At the wheel was Glen Doerksen, a 59-year-old from Carrot River, a town just off Highway 335. It would be his last trip. He died in the collision, which obliterated the front of the bus.
The police have not named the 30-year-old driver of the truck, owned by Adesh Deol Trucking of Calgary, Alberta. He survived and was detained before being released.
Sukhmander Singh, the owner of the company, told the Globe and Mail, a Toronto newspaper, that the man completed his driver training about two weeks ago.
“The driver is not doing well, the guy is going to the doctor, the guy is scared, the guy is not able to eat,” Mr. Singh said.
Standing at a corner on Highway 335, Mr. Lalonde, the local official, estimated the distance of various visible landmarks in all directions. The closest one was about two miles away.
Whatever happened, the bus and the truck collided with colossal force. The crash largely removed the roof from the bus and the two heavy vehicles traveled a considerable distance, both apparently on their sides, before coming to a stop in a small field to the northwest.
Brian Starkell, the chief of the Nipawin Fire Department, was one of the emergency workers on the scene. He said he had never come across such carnage in his 40-year career.
“Nobody should ever have to see that,” he said. A crane was needed to move the bus roof out of the way and, he said, firefighters shimmied under its wreck to extract some of the injured.
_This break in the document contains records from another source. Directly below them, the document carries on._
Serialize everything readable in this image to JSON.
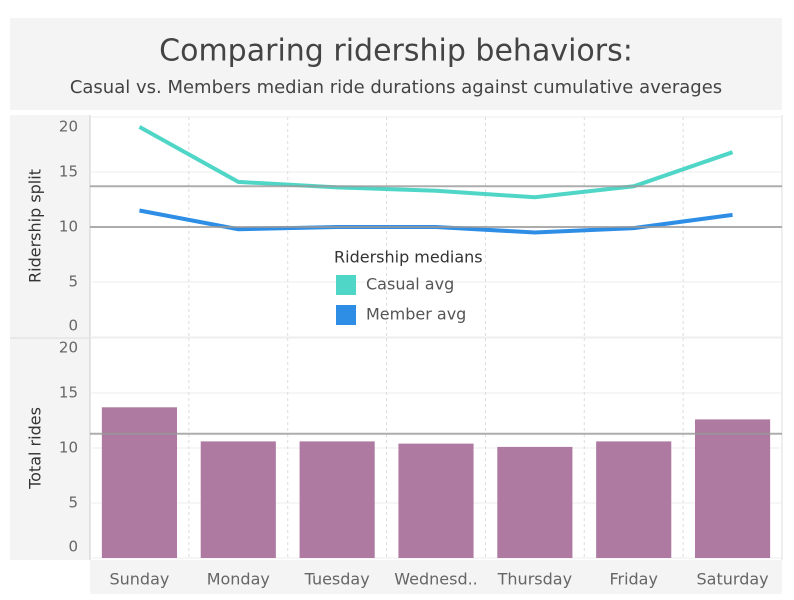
{
  "chart_data": [
    {
      "type": "line",
      "title": "Comparing ridership behaviors:",
      "subtitle": "Casual vs. Members median ride durations against cumulative averages",
      "y_label": "Ridership split",
      "legend_title": "Ridership medians",
      "categories": [
        "Sunday",
        "Monday",
        "Tuesday",
        "Wednesd..",
        "Thursday",
        "Friday",
        "Saturday"
      ],
      "series": [
        {
          "name": "Casual avg",
          "color": "#4fd6c7",
          "values": [
            19.1,
            14.1,
            13.6,
            13.3,
            12.7,
            13.7,
            16.8
          ]
        },
        {
          "name": "Member avg",
          "color": "#2e8ee6",
          "values": [
            11.5,
            9.8,
            10.0,
            10.0,
            9.5,
            9.9,
            11.1
          ]
        }
      ],
      "reference_lines": [
        13.7,
        10.0
      ],
      "ylim": [
        0,
        20
      ],
      "yticks": [
        0,
        5,
        10,
        15,
        20
      ],
      "grid": true
    },
    {
      "type": "bar",
      "y_label": "Total rides",
      "color": "#ae7aa1",
      "categories": [
        "Sunday",
        "Monday",
        "Tuesday",
        "Wednesd..",
        "Thursday",
        "Friday",
        "Saturday"
      ],
      "values": [
        13.7,
        10.6,
        10.6,
        10.4,
        10.1,
        10.6,
        12.6
      ],
      "reference_lines": [
        11.3
      ],
      "ylim": [
        0,
        20
      ],
      "yticks": [
        0,
        5,
        10,
        15,
        20
      ],
      "grid": true
    }
  ]
}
Sean Brandow, the team’s chaplain, was driving to the game behind the team. When he reached the collision scene, he said, he found “groaning and panic and fear and distress and pain — just nothing but darkness.” Mr. Starkell said neighbors and passing motorists appeared with blankets to comfort the injured and to cover the dead.
On Monday, the Connaught council asked that Highway 335 get rumble strips, grooves cut into the pavement to create a warning sound.
Mr. Lalonde will not join in the crash speculation. But he said that whatever safety improvements are made, Saskatchewan’s residents may need to rethink how they drive. Speeding is common, he said, on lightly trafficked highways, usually with wide shoulders, that run mainly in straight lines and have relatively few highway patrols.
“The thing that I think makes it a dangerous intersection is that it’s a high speed intersection,” Mr. Lalonde said. “Where a lot of your major highways cross out here in the prairies would usually be when you’re going through a small town, where you’re stopping anyways. Nobody’s stopping here.”
An earlier version of this article misstated the name of a Canadian federal department. It is Transport Canada, not Transpost Canada.